Il Centro nazionale per la telemedicina e le nuove tecnologie assistenziali intende promuovere il miglioramento dello stato di salute pubblica attraverso la ricerca, lo sviluppo, l’ottimizzazione e la valutazione di tecnologie innovative per la tutela della salute pubblica utilizzando competenze multidisciplinari.
Il Centro, sfruttando competenze multidisciplinari, svolge attività di ricerca, controllo e formazione nei settori della radiobiologia, dell’assicurazione di qualità nelle scienze radiologiche, della medicina nucleare, della bioingegneria, dei dispositivi medici, della medicina rigenerativa, della microscopia elettronica, delle nanotecnologie e delle terapie innovative.

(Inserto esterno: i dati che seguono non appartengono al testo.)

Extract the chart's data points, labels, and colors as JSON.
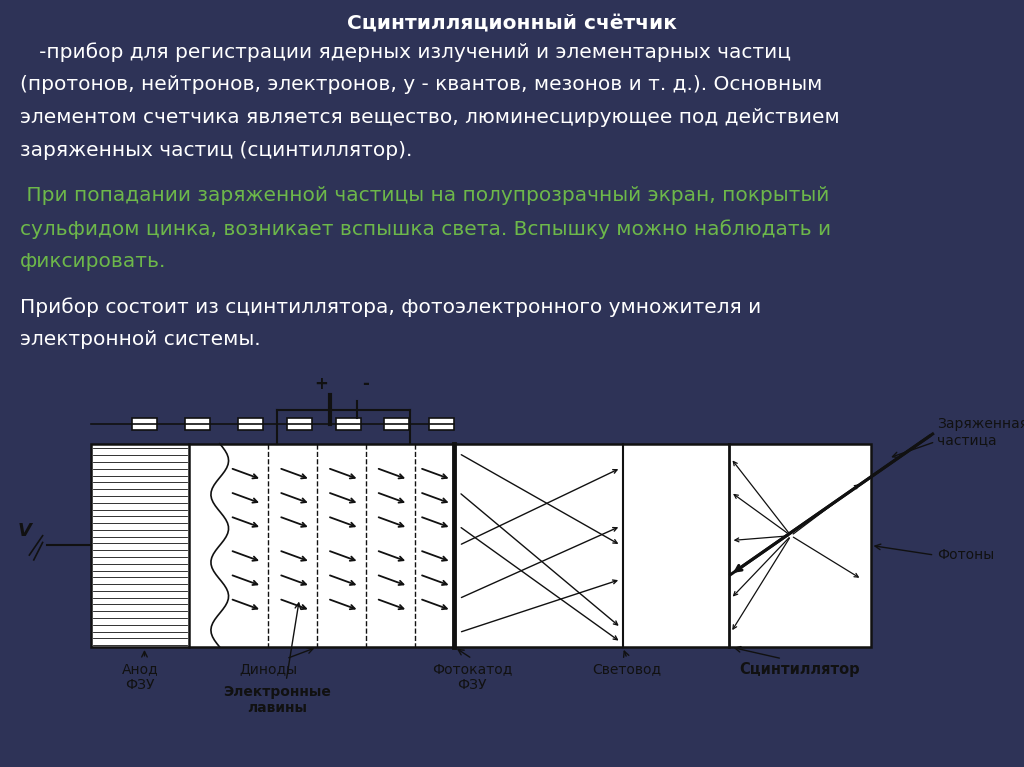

Quello sulla cybersecurity è il primo gruppo di studio a livello nazionale per la costruzione di un sistema di sicurezza dei dati informatici nei servizi sanitari. Coordinato dall’Istituto Superiore di Sanità, il gruppo è nato da un’iniziativa congiunta del Centro Nazionale per la Telemedicina e le Nuove Tecnologie Assistenziali e del Centro Nazionale di Tecnologie Innovative in Sanità Pubblica, in collaborazione con la Polizia Postale e delle Comunicazioni e vede la partecipazione di molti esperti appartenenti a diverse università italiane. L’obiettivo è sviluppare le conoscenze e le metodologie di difesa dei sistemi informativi utilizzati quotidianamente in ambito sanitario ed è per la prima volta perseguito in una sinergia tra Istituzioni.

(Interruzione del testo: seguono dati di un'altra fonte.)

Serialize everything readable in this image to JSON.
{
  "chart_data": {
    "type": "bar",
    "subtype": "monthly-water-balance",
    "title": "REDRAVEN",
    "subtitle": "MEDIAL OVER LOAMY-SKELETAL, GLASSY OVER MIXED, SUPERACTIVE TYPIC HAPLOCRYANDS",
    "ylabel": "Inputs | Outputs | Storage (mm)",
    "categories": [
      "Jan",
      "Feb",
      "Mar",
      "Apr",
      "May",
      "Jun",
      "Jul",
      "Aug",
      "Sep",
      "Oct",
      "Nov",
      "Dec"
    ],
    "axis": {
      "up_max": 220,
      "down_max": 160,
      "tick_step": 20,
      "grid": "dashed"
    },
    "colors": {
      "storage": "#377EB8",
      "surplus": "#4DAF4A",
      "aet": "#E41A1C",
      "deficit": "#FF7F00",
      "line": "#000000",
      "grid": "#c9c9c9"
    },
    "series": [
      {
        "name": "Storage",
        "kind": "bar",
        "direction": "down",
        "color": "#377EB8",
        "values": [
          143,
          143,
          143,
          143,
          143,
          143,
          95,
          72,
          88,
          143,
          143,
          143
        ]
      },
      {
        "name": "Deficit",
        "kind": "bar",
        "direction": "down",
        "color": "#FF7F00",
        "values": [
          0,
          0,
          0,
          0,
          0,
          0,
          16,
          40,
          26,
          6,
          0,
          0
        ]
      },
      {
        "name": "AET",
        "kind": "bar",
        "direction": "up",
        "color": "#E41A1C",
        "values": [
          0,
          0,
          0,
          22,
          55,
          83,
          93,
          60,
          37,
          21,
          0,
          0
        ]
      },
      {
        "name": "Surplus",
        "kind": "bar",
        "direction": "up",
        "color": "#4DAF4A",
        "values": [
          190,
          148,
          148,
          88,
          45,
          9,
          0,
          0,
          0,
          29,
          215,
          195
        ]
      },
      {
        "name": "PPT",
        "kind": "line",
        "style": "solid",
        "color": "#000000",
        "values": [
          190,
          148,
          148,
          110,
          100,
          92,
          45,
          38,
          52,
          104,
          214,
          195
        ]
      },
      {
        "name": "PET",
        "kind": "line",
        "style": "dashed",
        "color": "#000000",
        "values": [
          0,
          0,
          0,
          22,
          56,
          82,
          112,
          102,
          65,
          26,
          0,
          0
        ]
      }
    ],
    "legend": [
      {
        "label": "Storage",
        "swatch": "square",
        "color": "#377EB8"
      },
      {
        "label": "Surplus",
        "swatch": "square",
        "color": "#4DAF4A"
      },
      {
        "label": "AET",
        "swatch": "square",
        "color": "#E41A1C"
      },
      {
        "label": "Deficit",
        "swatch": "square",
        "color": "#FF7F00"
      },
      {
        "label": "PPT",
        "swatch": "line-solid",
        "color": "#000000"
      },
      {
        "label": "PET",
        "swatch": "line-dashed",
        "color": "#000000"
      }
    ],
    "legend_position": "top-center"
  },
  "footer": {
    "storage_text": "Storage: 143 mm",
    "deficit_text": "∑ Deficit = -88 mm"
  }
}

“Per consentire il pieno sviluppo nel sistema sanitario italiano di servizi basati sull’uso coordinato, efficace e sicuro, delle tecnologie digitali e di telecomunicazione è di primaria importanza proteggere i dati sanitari dei cittadini in modo uniforme su tutto il territorio nazionale da attacchi informatici – spiega Gabrielli –. Il Gruppo studierà strategie specifiche per migliorare costantemente la difesa delle strutture sanitarie del Paese da attacchi informatici di varia natura e si occuperà anche di definire adeguati e aggiornati sistemi di formazione per le professioni sanitarie, con l’obiettivo di sviluppare maggiore consapevolezza dei rischi cyber in sanità, diffondere la conoscenza tecnica e raccomandare le migliori pratiche di protezione”.
Gabrielli non nasconde che ci sia molto da fare su questo argomento e bisognerebbe anche cercare di comunicarlo, non soltanto agli addetti agli lavori. “Dobbiamo fare in modo che le persone percepiscano la vicinanza del problema – conclude Gabrielli –. E non solo presso la categoria medica ma anche tra i pazienti, coinvolgendoli maggiormente nelle problematiche di sicurezza. Basti pensare che spesso i medici parlano di esiti di esami all’interno di messaggi inviati tramite WhatsApp. Occorre spiegare ai medici che la sicurezza non è un ostacolo al loro lavoro, ma un’opportunità in più”.